The debating chamber at The Senedd
The debating chamber at The Senedd Credit: Senedd Cymru / Welsh Parliament

Welsh publishers face an existential crisis following a decade of cuts, a committee heard.

Helgard Krause, chief executive of the Books Council of Wales, said cuts in the past year have made it difficult to operate after years of standstill funding.

She also pointed to production pressures with the cost of printed books rising significantly as she gave evidence to a Senedd culture committee inquiry on October 17.

Ms Krause raised concerns about a fall in the number of Welsh-medium books from 185 to 122 in the past decade, particularly in light of the target of a million Welsh speakers by 2050.

Giving evidence remotely from the Frankfurt book fair, she told the committee: “It feels counterintuitive that the thing to help with language skills, namely books, is being cut.”

‘Existential’

Asked what would happen if similar cuts were repeated in the 2025/26 budget, Ms Krause stressed that the Books Council passes most of its funding onto the publishing industry.

“For some, the impact is fewer books – for others, it’s an existential crisis,” she said.

Ms Krause warned: “We’re at risk of losing publishers completely.”

She said the Books Council – which has annual revenue of about £3m, half of which comes from the Welsh Government – has sought to absorb cuts over the years by reducing staff.

“When I started seven years ago, there were 50 people working in the organisation,” she explained. “Now, we’re down to 36. This isn’t a proud record but that was the only way of how we’ve been able to cope with standstill funding.”

Ms Krause told the committee that unlike some other culture bodies, the Books Council has not received any extra in-year money from the Welsh Government.

‘Scarce’

Warning of uncertainty and people becoming more risk averse, she pointed out that not one project sponsored by the Books Council receives 100% of the funding it requires.

She raised concerns about new voices and opportunities for young people being lost.

Ms Krause said: “We are at risk of turning to the old regime where publishing was a little bit a gentleman’s occupation, namely those people who can afford to work in the area.”

She told the committee the profile of people working in the sector remains middle class.

She warned: “We have made some inroads but, when money is scarce and salaries are stagnant, that’s the pernicious impact and we will see this problem in ten years’ time.”

Calling for a ten-year strategic intervention to make Wales a reading nation, Ms Krause urged the Welsh Government to adopt international examples of best practices.

‘Austerity’

Ms Krause said she supported the principle of the Arts Council’s calls for culture and the arts to become a statutory responsibility.

But she pointed out that libraries are already a statutory duty, yet “we’re losing, across Britain, or have done, thousands of libraries in the last decade”.

She cautioned that the Libraries Act is phrased loosely enough for councils to absolve themselves from responsibilities of providing a library service.

Ms Krause sympathised with the need to protect core services like health and education but she said culture can make a significant contribution to both.

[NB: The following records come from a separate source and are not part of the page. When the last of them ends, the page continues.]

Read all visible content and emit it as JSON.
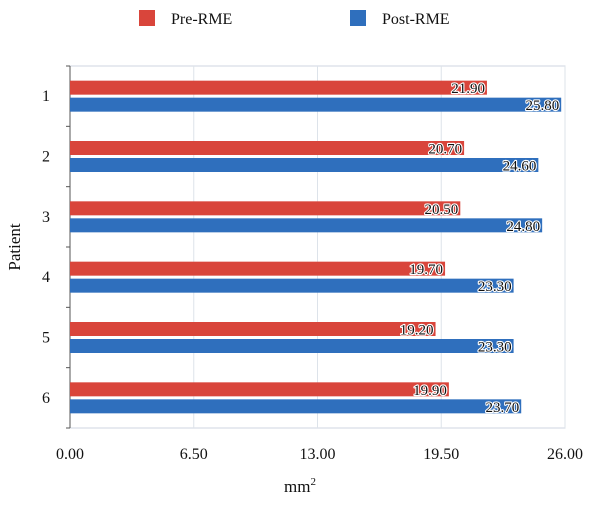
{
  "chart_data": {
    "type": "bar",
    "orientation": "horizontal",
    "categories": [
      "1",
      "2",
      "3",
      "4",
      "5",
      "6"
    ],
    "series": [
      {
        "name": "Pre-RME",
        "color": "#d9453b",
        "values": [
          21.9,
          20.7,
          20.5,
          19.7,
          19.2,
          19.9
        ]
      },
      {
        "name": "Post-RME",
        "color": "#2f6fbd",
        "values": [
          25.8,
          24.6,
          24.8,
          23.3,
          23.3,
          23.7
        ]
      }
    ],
    "xlabel_base": "mm",
    "xlabel_sup": "2",
    "ylabel": "Patient",
    "xlim": [
      0,
      26
    ],
    "xticks": [
      "0.00",
      "6.50",
      "13.00",
      "19.50",
      "26.00"
    ],
    "legend_position": "top",
    "data_labels": true
  }
}
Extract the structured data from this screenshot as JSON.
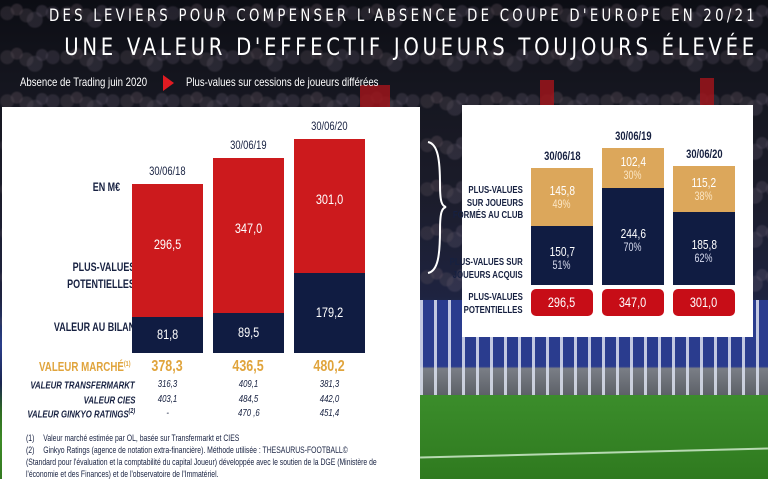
{
  "header": {
    "line1": "DES LEVIERS POUR COMPENSER L'ABSENCE DE COUPE D'EUROPE EN 20/21",
    "line2": "UNE VALEUR D'EFFECTIF JOUEURS TOUJOURS ÉLEVÉE",
    "sub_left": "Absence de Trading juin 2020",
    "sub_right": "Plus-values sur cessions de joueurs différées",
    "arrow_icon": "play-arrow-icon"
  },
  "colors": {
    "red": "#cc1a1d",
    "navy": "#101c42",
    "gold": "#dca75b",
    "market_gold": "#e0a43c",
    "pill_red": "#c70d17"
  },
  "chart_data": [
    {
      "type": "bar",
      "stacked": true,
      "title": "",
      "unit_label": "EN M€",
      "categories": [
        "30/06/18",
        "30/06/19",
        "30/06/20"
      ],
      "series": [
        {
          "name": "VALEUR AU BILAN",
          "values": [
            81.8,
            89.5,
            179.2
          ],
          "labels": [
            "81,8",
            "89,5",
            "179,2"
          ],
          "color": "#101c42"
        },
        {
          "name": "PLUS-VALUES POTENTIELLES",
          "values": [
            296.5,
            347.0,
            301.0
          ],
          "labels": [
            "296,5",
            "347,0",
            "301,0"
          ],
          "color": "#cc1a1d"
        }
      ],
      "row_labels": {
        "unit": "EN M€",
        "plus_values_line1": "PLUS-VALUES",
        "plus_values_line2": "POTENTIELLES",
        "bilan": "VALEUR  AU BILAN"
      },
      "table": {
        "market": {
          "label": "VALEUR MARCHÉ",
          "note": "(1)",
          "values": [
            "378,3",
            "436,5",
            "480,2"
          ]
        },
        "rows": [
          {
            "label": "VALEUR TRANSFERMARKT",
            "note": "",
            "values": [
              "316,3",
              "409,1",
              "381,3"
            ]
          },
          {
            "label": "VALEUR CIES",
            "note": "",
            "values": [
              "403,1",
              "484,5",
              "442,0"
            ]
          },
          {
            "label": "VALEUR GINKYO RATINGS",
            "note": "(2)",
            "values": [
              "-",
              "470 ,6",
              "451,4"
            ]
          }
        ]
      },
      "ylim": [
        0,
        480.2
      ],
      "grid": false,
      "legend": "none"
    },
    {
      "type": "bar",
      "stacked": true,
      "title": "",
      "categories": [
        "30/06/18",
        "30/06/19",
        "30/06/20"
      ],
      "series": [
        {
          "name": "PLUS-VALUES SUR JOUEURS ACQUIS",
          "values": [
            150.7,
            244.6,
            185.8
          ],
          "labels": [
            "150,7",
            "244,6",
            "185,8"
          ],
          "percent": [
            "51%",
            "70%",
            "62%"
          ],
          "color": "#101c42"
        },
        {
          "name": "PLUS-VALUES SUR JOUEURS FORMÉS AU CLUB",
          "values": [
            145.8,
            102.4,
            115.2
          ],
          "labels": [
            "145,8",
            "102,4",
            "115,2"
          ],
          "percent": [
            "49%",
            "30%",
            "38%"
          ],
          "color": "#dca75b"
        }
      ],
      "totals": {
        "name": "PLUS-VALUES POTENTIELLES",
        "values": [
          296.5,
          347.0,
          301.0
        ],
        "labels": [
          "296,5",
          "347,0",
          "301,0"
        ]
      },
      "row_labels": {
        "formes": [
          "PLUS-VALUES",
          "SUR JOUEURS",
          "FORMÉS AU CLUB"
        ],
        "acquis": [
          "PLUS-VALUES SUR",
          "JOUEURS ACQUIS"
        ],
        "totals": [
          "PLUS-VALUES",
          "POTENTIELLES"
        ]
      },
      "ylim": [
        0,
        347.0
      ],
      "grid": false,
      "legend": "none"
    }
  ],
  "footnotes": [
    {
      "num": "(1)",
      "text": "Valeur marché estimée par OL, basée sur Transfermarkt et CIES"
    },
    {
      "num": "(2)",
      "text": "Ginkyo Ratings (agence de notation extra-financière). Méthode utilisée : THESAURUS-FOOTBALL©"
    },
    {
      "num": "",
      "text": "(Standard pour l'évaluation et la comptabilité du capital Joueur) développée avec le soutien de la DGE (Ministère de"
    },
    {
      "num": "",
      "text": "l'économie et des Finances) et de l'observatoire de l'Immatériel."
    }
  ]
}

She said: “It is cuts on top of a decade of austerity that makes this such an existential issue.”

‘Catastrophic’

Ashley Drake, acting chair of Publishing Wales, which represents publishers, said grant funding fell by about 8% in 2023/24 then a further 10% in 2024/25.

In a letter to the committee, he wrote: “Our understanding is another significant cut is being discussed for 2025/26. Three consecutive cuts on the back of a decade or more of standstill budgets will be catastrophic…. It would signal nothing less than an existential crisis.”

Seren, the independent Bridgend-based publisher, warned the industry faces a real threat.

Bronwen Price, chief executive, and Duncan Campbell, chair, wrote: “As it stands, we are rapidly heading towards a tough decision: either we slash costs and therefore strip out everything that makes Seren Books what it is or face the prospect of closing for good.

“Were that to happen, Wales would lose its last standing significant English language publisher.. It would lose the major societal, economic, cultural, environmental and wellbeing contribution Seren Books makes and will make for future generations.”